EGFR (Epidermal growth factor receptor) ) is a receptor protein found on the surface of cells. Different small molecules (mainly growth factors) bind to this receptor thus activating it. The activated receptor sends signals into the cell which lead to the activation of genes and, finally, to cell division, cell growth, angiogenesis, and metastasis formation. Several processes can lead to abnormal receptor activation including receptor overproduction, different mutations (mentioned above), and other mechanisms. Abnormal high levels of EGFR can be found on the surface of many types of tumour cells
Currently, the most efficient treatment of colorectal and non-small cell lung cancers targets the so called EGFR signalling pathway via its inhibition. Recently, several EGFR inhibitors have been developed that inhibit signalling pathways, improving the survival rates of cancer patients. These medications bind to the EGFR receptor and inactivate it, thus leading to the inhibition of EGFR signalling and halting cell division, metastasis formation, etc. Therefore, the diagnostics of certain regions of the EGFR gene is essential for the selection of an appropriate, efficient tumour therapy. However, these medications are ineffective if a mutation is present in the K-RAS, NRAS, B-RAF, PIK3CA members of the EGFR signalling pathway.
To assess the efficiency of targeted therapy, it is essential to analyse the KRAS, NRAS, BRAF, and PIK3CA genes, because if these genes contain mutations then the EGFR inhibitor therapy will not affect the tumour cells, but the side effects will remain, further weakening the patient.
Tumour tissues for analysis can only be obtained from surgery, which is extremely stressful for the patient, furthermore, in some cases the condition of the patient does not allow invasive intervention.

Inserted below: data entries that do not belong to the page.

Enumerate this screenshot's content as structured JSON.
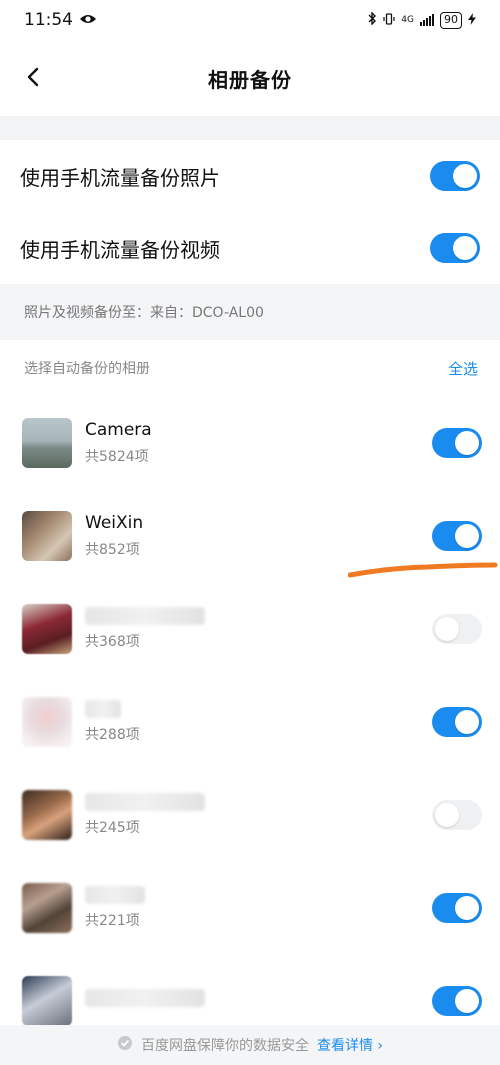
{
  "status_bar": {
    "time": "11:54",
    "network": "4G",
    "battery": "90"
  },
  "header": {
    "title": "相册备份"
  },
  "settings": [
    {
      "label": "使用手机流量备份照片",
      "enabled": true
    },
    {
      "label": "使用手机流量备份视频",
      "enabled": true
    }
  ],
  "destination": {
    "text": "照片及视频备份至：来自：DCO-AL00"
  },
  "album_section": {
    "label": "选择自动备份的相册",
    "select_all": "全选"
  },
  "albums": [
    {
      "name": "Camera",
      "count": "共5824项",
      "enabled": true
    },
    {
      "name": "WeiXin",
      "count": "共852项",
      "enabled": true
    },
    {
      "name": "",
      "count": "共368项",
      "enabled": false
    },
    {
      "name": "",
      "count": "共288项",
      "enabled": true
    },
    {
      "name": "",
      "count": "共245项",
      "enabled": false
    },
    {
      "name": "",
      "count": "共221项",
      "enabled": true
    },
    {
      "name": "",
      "count": "",
      "enabled": true
    }
  ],
  "footer": {
    "text": "百度网盘保障你的数据安全",
    "link": "查看详情"
  },
  "colors": {
    "accent": "#1a8cf0",
    "annotation": "#f07a22"
  }
}
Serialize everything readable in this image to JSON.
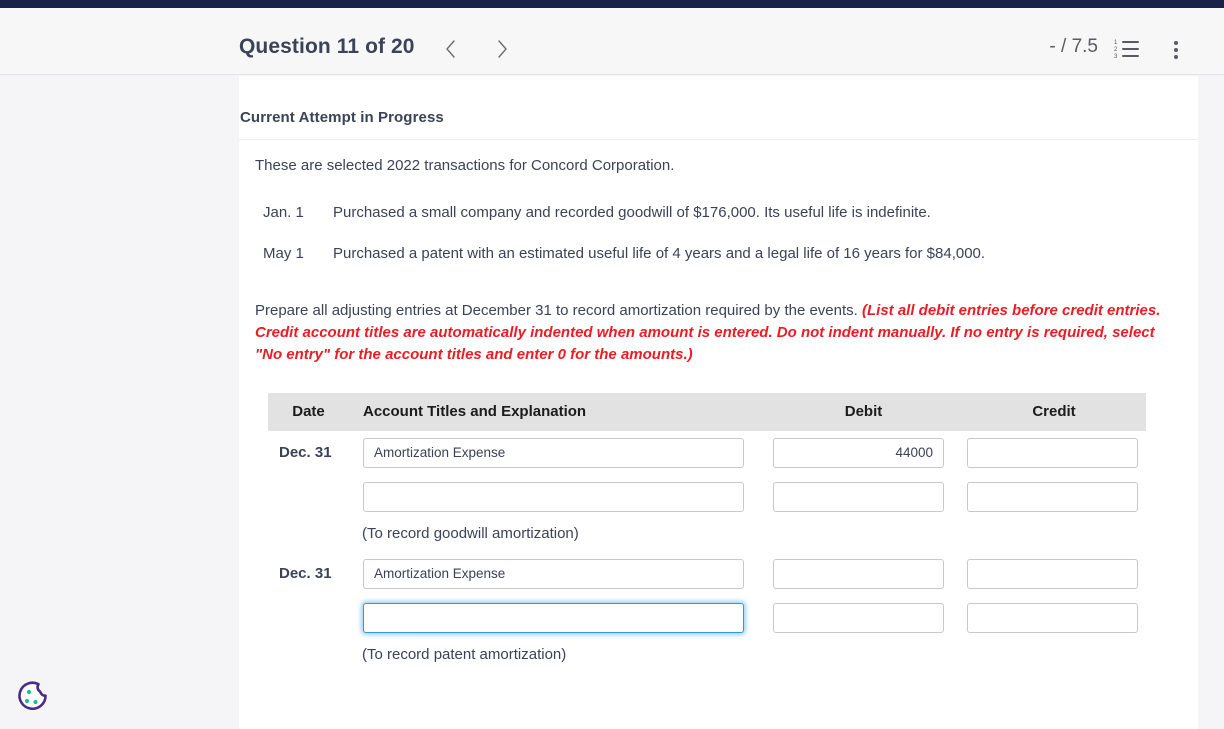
{
  "header": {
    "question_title": "Question 11 of 20",
    "prev_icon": "chevron-left-icon",
    "next_icon": "chevron-right-icon",
    "score": "- / 7.5",
    "list_icon": "numbered-list-icon",
    "more_icon": "more-vertical-icon",
    "list_numbers": [
      "1",
      "2",
      "3"
    ]
  },
  "content": {
    "attempt_title": "Current Attempt in Progress",
    "lead": "These are selected 2022 transactions for Concord Corporation.",
    "transactions": [
      {
        "date": "Jan. 1",
        "description": "Purchased a small company and recorded goodwill of $176,000. Its useful life is indefinite."
      },
      {
        "date": "May 1",
        "description": "Purchased a patent with an estimated useful life of 4 years and a legal life of 16 years for $84,000."
      }
    ],
    "instruction_plain": "Prepare all adjusting entries at December 31 to record amortization required by the events.",
    "instruction_red": "(List all debit entries before credit entries. Credit account titles are automatically indented when amount is entered. Do not indent manually. If no entry is required, select \"No entry\" for the account titles and enter 0 for the amounts.)"
  },
  "table": {
    "headers": {
      "date": "Date",
      "account": "Account Titles and Explanation",
      "debit": "Debit",
      "credit": "Credit"
    },
    "rows": [
      {
        "date": "Dec. 31",
        "account_value": "Amortization Expense",
        "debit_value": "44000",
        "credit_value": "",
        "focused": "false"
      },
      {
        "date": "",
        "account_value": "",
        "debit_value": "",
        "credit_value": "",
        "focused": "false"
      },
      {
        "date": "Dec. 31",
        "account_value": "Amortization Expense",
        "debit_value": "",
        "credit_value": "",
        "focused": "false"
      },
      {
        "date": "",
        "account_value": "",
        "debit_value": "",
        "credit_value": "",
        "focused": "true"
      }
    ],
    "caption_goodwill": "(To record goodwill amortization)",
    "caption_patent": "(To record patent amortization)"
  },
  "widgets": {
    "cookie_icon": "cookie-consent-icon"
  },
  "colors": {
    "top_strip": "#19204a",
    "instruction_red": "#ec1c24",
    "focus_blue": "#2f9bdd",
    "table_header_bg": "#e2e2e2",
    "text": "#3c4257"
  }
}
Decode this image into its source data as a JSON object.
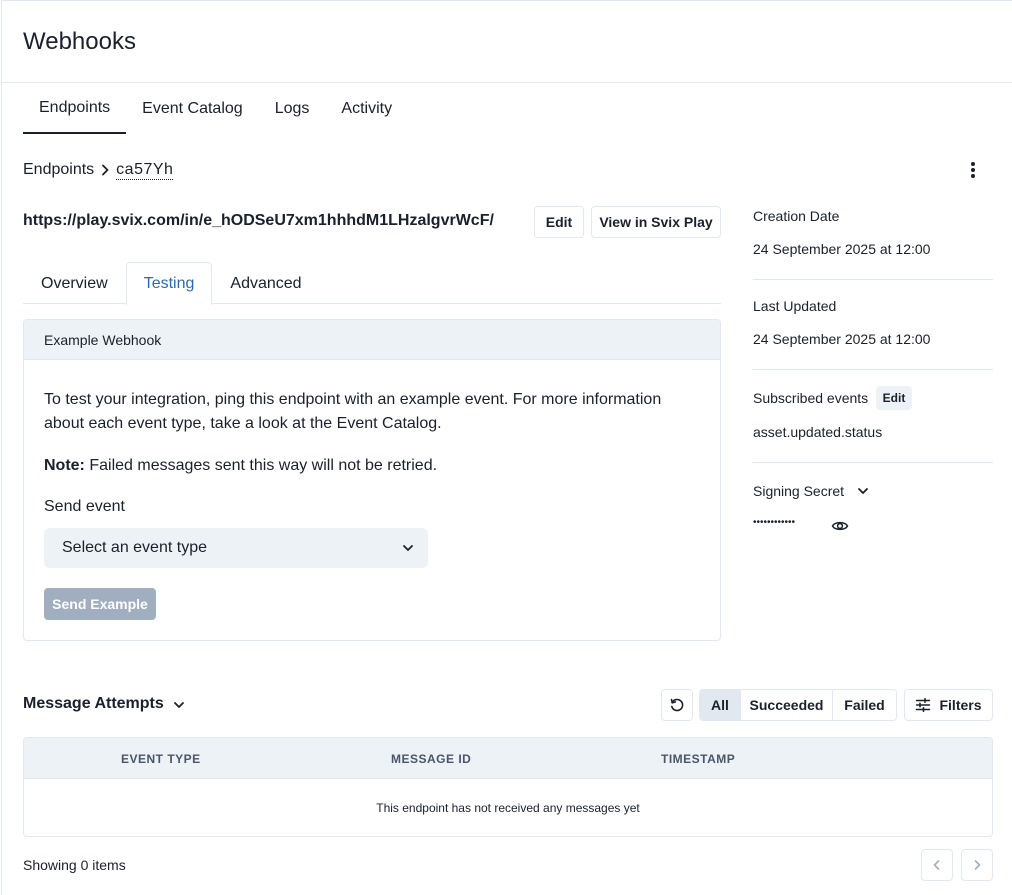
{
  "page": {
    "title": "Webhooks"
  },
  "main_tabs": [
    {
      "label": "Endpoints",
      "active": true
    },
    {
      "label": "Event Catalog",
      "active": false
    },
    {
      "label": "Logs",
      "active": false
    },
    {
      "label": "Activity",
      "active": false
    }
  ],
  "breadcrumb": {
    "root": "Endpoints",
    "current": "ca57Yh"
  },
  "endpoint": {
    "url": "https://play.svix.com/in/e_hODSeU7xm1hhhdM1LHzalgvrWcF/",
    "edit_label": "Edit",
    "play_label": "View in Svix Play"
  },
  "sub_tabs": [
    {
      "label": "Overview",
      "active": false
    },
    {
      "label": "Testing",
      "active": true
    },
    {
      "label": "Advanced",
      "active": false
    }
  ],
  "testing": {
    "card_title": "Example Webhook",
    "description": "To test your integration, ping this endpoint with an example event. For more information about each event type, take a look at the Event Catalog.",
    "note_label": "Note:",
    "note_text": " Failed messages sent this way will not be retried.",
    "send_label": "Send event",
    "select_placeholder": "Select an event type",
    "send_button": "Send Example"
  },
  "meta": {
    "creation_label": "Creation Date",
    "creation_value": "24 September 2025 at 12:00",
    "updated_label": "Last Updated",
    "updated_value": "24 September 2025 at 12:00",
    "subscribed_label": "Subscribed events",
    "subscribed_edit": "Edit",
    "subscribed_value": "asset.updated.status",
    "secret_label": "Signing Secret",
    "secret_masked": "••••••••••••"
  },
  "attempts": {
    "title": "Message Attempts",
    "filters": [
      {
        "label": "All",
        "active": true
      },
      {
        "label": "Succeeded",
        "active": false
      },
      {
        "label": "Failed",
        "active": false
      }
    ],
    "filters_button": "Filters",
    "columns": [
      "EVENT TYPE",
      "MESSAGE ID",
      "TIMESTAMP"
    ],
    "empty_text": "This endpoint has not received any messages yet",
    "showing": "Showing 0 items"
  },
  "colors": {
    "accent": "#2b6cb0",
    "border": "#e2e8f0",
    "muted_bg": "#edf2f7",
    "disabled_button": "#a0aec0"
  }
}
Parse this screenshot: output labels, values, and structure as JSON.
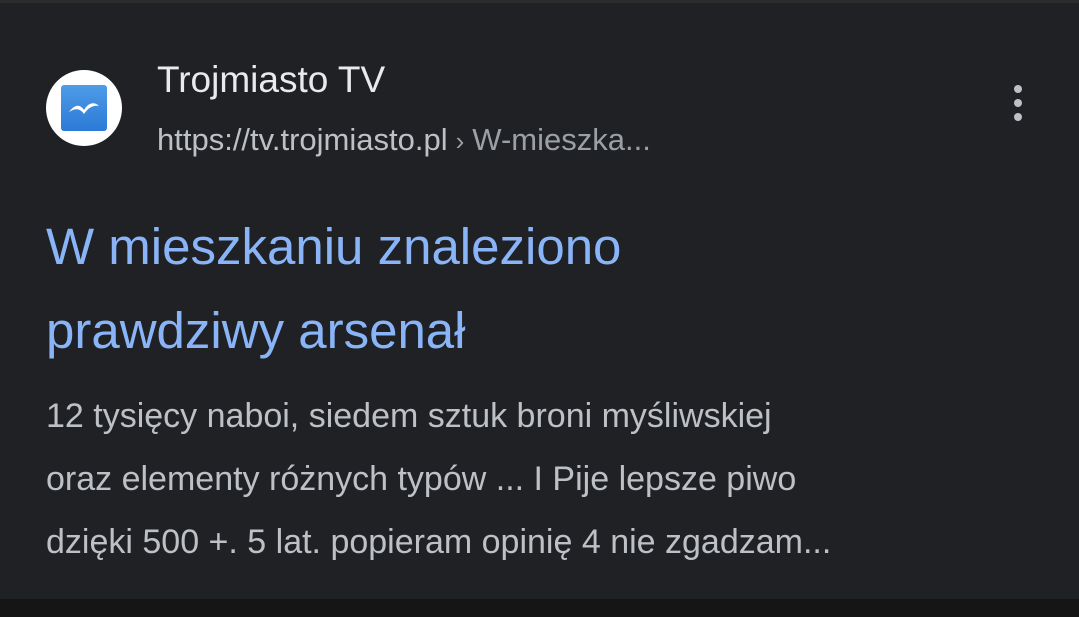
{
  "result": {
    "site_name": "Trojmiasto TV",
    "url_domain": "https://tv.trojmiasto.pl",
    "url_separator": "›",
    "url_path": "W-mieszka...",
    "favicon": "seagull-icon",
    "menu_icon": "more-vert-icon",
    "title_line1": "W mieszkaniu znaleziono",
    "title_line2": "prawdziwy arsenał",
    "snippet_line1": "12 tysięcy naboi, siedem sztuk broni myśliwskiej",
    "snippet_line2": "oraz elementy różnych typów ... I Pije lepsze piwo",
    "snippet_line3": "dzięki 500 +. 5 lat. popieram opinię 4 nie zgadzam..."
  },
  "colors": {
    "background": "#202124",
    "title_link": "#8ab4f8",
    "site_name": "#e8eaed",
    "secondary_text": "#bdc1c6",
    "favicon_blue": "#2b7ad6"
  }
}
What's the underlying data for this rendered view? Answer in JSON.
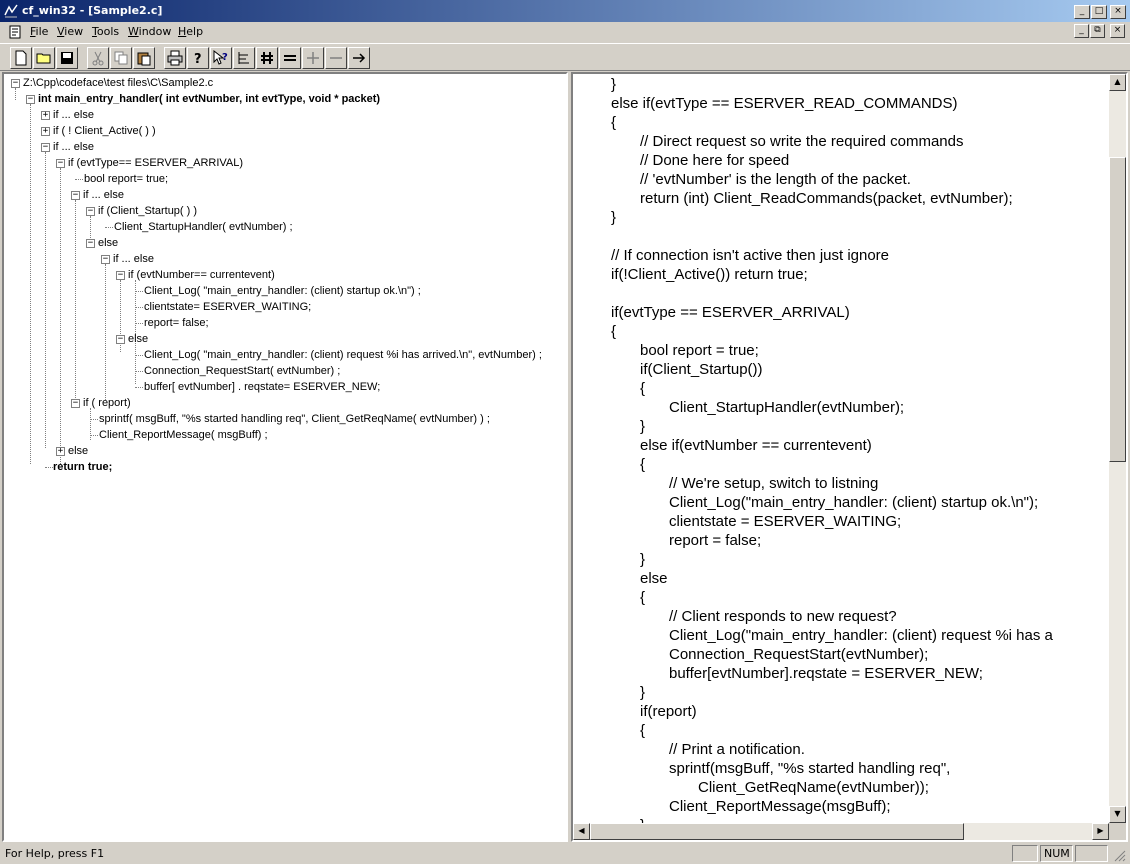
{
  "window": {
    "title": "cf_win32 - [Sample2.c]",
    "controls": [
      "_",
      "□",
      "×"
    ],
    "mdi_controls": [
      "_",
      "⧉",
      "×"
    ]
  },
  "menu": {
    "file": "File",
    "view": "View",
    "tools": "Tools",
    "window": "Window",
    "help": "Help"
  },
  "toolbar": {
    "icons": [
      "new-file-icon",
      "open-folder-icon",
      "save-icon",
      "cut-icon",
      "copy-icon",
      "paste-icon",
      "print-icon",
      "help-icon",
      "context-help-icon",
      "tree-icon",
      "hash-icon",
      "equals-icon",
      "plus-icon",
      "minus-icon",
      "arrow-right-icon"
    ]
  },
  "tree": {
    "root": "Z:\\Cpp\\codeface\\test files\\C\\Sample2.c",
    "items": [
      {
        "text": "int main_entry_handler( int evtNumber, int evtType, void * packet)",
        "bold": true
      },
      {
        "text": "if ... else"
      },
      {
        "text": "if ( ! Client_Active( ) )"
      },
      {
        "text": "if ... else"
      },
      {
        "text": "if (evtType== ESERVER_ARRIVAL)"
      },
      {
        "text": "bool report= true;"
      },
      {
        "text": "if ... else"
      },
      {
        "text": "if (Client_Startup( ) )"
      },
      {
        "text": "Client_StartupHandler( evtNumber) ;"
      },
      {
        "text": "else"
      },
      {
        "text": "if ... else"
      },
      {
        "text": "if (evtNumber== currentevent)"
      },
      {
        "text": "Client_Log( \"main_entry_handler: (client) startup ok.\\n\") ;"
      },
      {
        "text": "clientstate= ESERVER_WAITING;"
      },
      {
        "text": "report= false;"
      },
      {
        "text": "else"
      },
      {
        "text": "Client_Log( \"main_entry_handler: (client) request %i has arrived.\\n\", evtNumber) ;"
      },
      {
        "text": "Connection_RequestStart( evtNumber) ;"
      },
      {
        "text": "buffer[ evtNumber] . reqstate= ESERVER_NEW;"
      },
      {
        "text": "if ( report)"
      },
      {
        "text": "sprintf( msgBuff, \"%s started handling req\", Client_GetReqName( evtNumber) ) ;"
      },
      {
        "text": "Client_ReportMessage( msgBuff) ;"
      },
      {
        "text": "else"
      },
      {
        "text": "return true;",
        "bold": true
      }
    ]
  },
  "code": {
    "lines": [
      "}",
      "else if(evtType == ESERVER_READ_COMMANDS)",
      "{",
      "// Direct request so write the required commands",
      "// Done here for speed",
      "// 'evtNumber' is the length of the packet.",
      "return (int) Client_ReadCommands(packet, evtNumber);",
      "}",
      "",
      "// If connection isn't active then just ignore",
      "if(!Client_Active()) return true;",
      "",
      "if(evtType == ESERVER_ARRIVAL)",
      "{",
      "bool report = true;",
      "if(Client_Startup())",
      "{",
      "Client_StartupHandler(evtNumber);",
      "}",
      "else if(evtNumber == currentevent)",
      "{",
      "// We're setup, switch to listning",
      "Client_Log(\"main_entry_handler: (client) startup ok.\\n\");",
      "clientstate = ESERVER_WAITING;",
      "report = false;",
      "}",
      "else",
      "{",
      "// Client responds to new request?",
      "Client_Log(\"main_entry_handler: (client) request %i has a",
      "Connection_RequestStart(evtNumber);",
      "buffer[evtNumber].reqstate = ESERVER_NEW;",
      "}",
      "if(report)",
      "{",
      "// Print a notification.",
      "sprintf(msgBuff, \"%s started handling req\",",
      "Client_GetReqName(evtNumber));",
      "Client_ReportMessage(msgBuff);",
      "}"
    ]
  },
  "status": {
    "help_text": "For Help, press F1",
    "num": "NUM"
  }
}
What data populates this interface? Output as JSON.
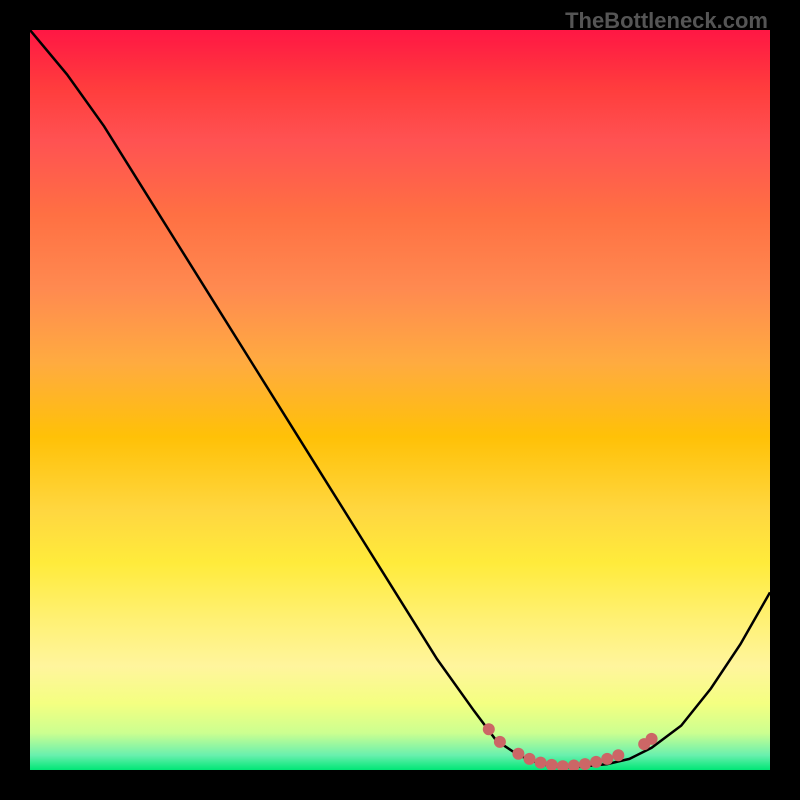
{
  "watermark": "TheBottleneck.com",
  "chart_data": {
    "type": "line",
    "title": "",
    "xlabel": "",
    "ylabel": "",
    "x_range": [
      0,
      100
    ],
    "y_range": [
      0,
      100
    ],
    "series": [
      {
        "name": "curve",
        "x": [
          0,
          5,
          10,
          15,
          20,
          25,
          30,
          35,
          40,
          45,
          50,
          55,
          60,
          63,
          66,
          69,
          72,
          75,
          78,
          81,
          84,
          88,
          92,
          96,
          100
        ],
        "y": [
          100,
          94,
          87,
          79,
          71,
          63,
          55,
          47,
          39,
          31,
          23,
          15,
          8,
          4,
          2,
          0.8,
          0.3,
          0.5,
          0.8,
          1.5,
          3,
          6,
          11,
          17,
          24
        ]
      }
    ],
    "highlight_dots": {
      "name": "optimal-range",
      "color": "#cc6666",
      "points": [
        {
          "x": 62,
          "y": 5.5
        },
        {
          "x": 63.5,
          "y": 3.8
        },
        {
          "x": 66,
          "y": 2.2
        },
        {
          "x": 67.5,
          "y": 1.5
        },
        {
          "x": 69,
          "y": 1.0
        },
        {
          "x": 70.5,
          "y": 0.7
        },
        {
          "x": 72,
          "y": 0.5
        },
        {
          "x": 73.5,
          "y": 0.6
        },
        {
          "x": 75,
          "y": 0.8
        },
        {
          "x": 76.5,
          "y": 1.1
        },
        {
          "x": 78,
          "y": 1.5
        },
        {
          "x": 79.5,
          "y": 2.0
        },
        {
          "x": 83,
          "y": 3.5
        },
        {
          "x": 84,
          "y": 4.2
        }
      ]
    },
    "gradient_colors": {
      "top": "#ff1744",
      "middle": "#ffeb3b",
      "bottom": "#00e676"
    }
  }
}
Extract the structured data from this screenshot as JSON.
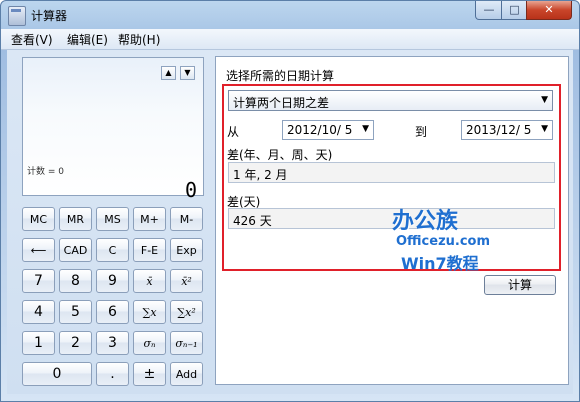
{
  "window": {
    "title": "计算器",
    "min_glyph": "—",
    "max_glyph": "□",
    "close_glyph": "✕"
  },
  "menu": {
    "items": [
      "查看(V)",
      "编辑(E)",
      "帮助(H)"
    ]
  },
  "display": {
    "up_arrow": "▲",
    "down_arrow": "▼",
    "memory_count": "计数 = 0",
    "value": "0"
  },
  "keypad": {
    "rows": [
      [
        "MC",
        "MR",
        "MS",
        "M+",
        "M-"
      ],
      [
        "⟵",
        "CAD",
        "C",
        "F-E",
        "Exp"
      ],
      [
        "7",
        "8",
        "9",
        "x̄",
        "x̄²"
      ],
      [
        "4",
        "5",
        "6",
        "∑x",
        "∑x²"
      ],
      [
        "1",
        "2",
        "3",
        "σₙ",
        "σₙ₋₁"
      ]
    ],
    "bottom": [
      "0",
      ".",
      "±",
      "Add"
    ]
  },
  "date_panel": {
    "title": "选择所需的日期计算",
    "mode": "计算两个日期之差",
    "from_label": "从",
    "from_date": "2012/10/ 5",
    "to_label": "到",
    "to_date": "2013/12/ 5",
    "diff_label": "差(年、月、周、天)",
    "diff_value": "1 年, 2 月",
    "days_label": "差(天)",
    "days_value": "426 天",
    "compute_button": "计算"
  },
  "watermark": {
    "logo": "办公族",
    "site": "Officezu.com",
    "subtitle": "Win7教程"
  },
  "colors": {
    "highlight_border": "#e0202a",
    "watermark": "#1f6fd0"
  }
}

Non-invasive genetic diagnostics has become an effervescent research area in the past few years. Employing this technique, the DNA of freely circulating cells derived from tumorous tissues can be analysed. Body fluids such as blood plasma, saliva, or urine may contain the genetic material of cancerous cells at an early stage. Thus, we can obtain genetic information about the tumour with a simple blood draw.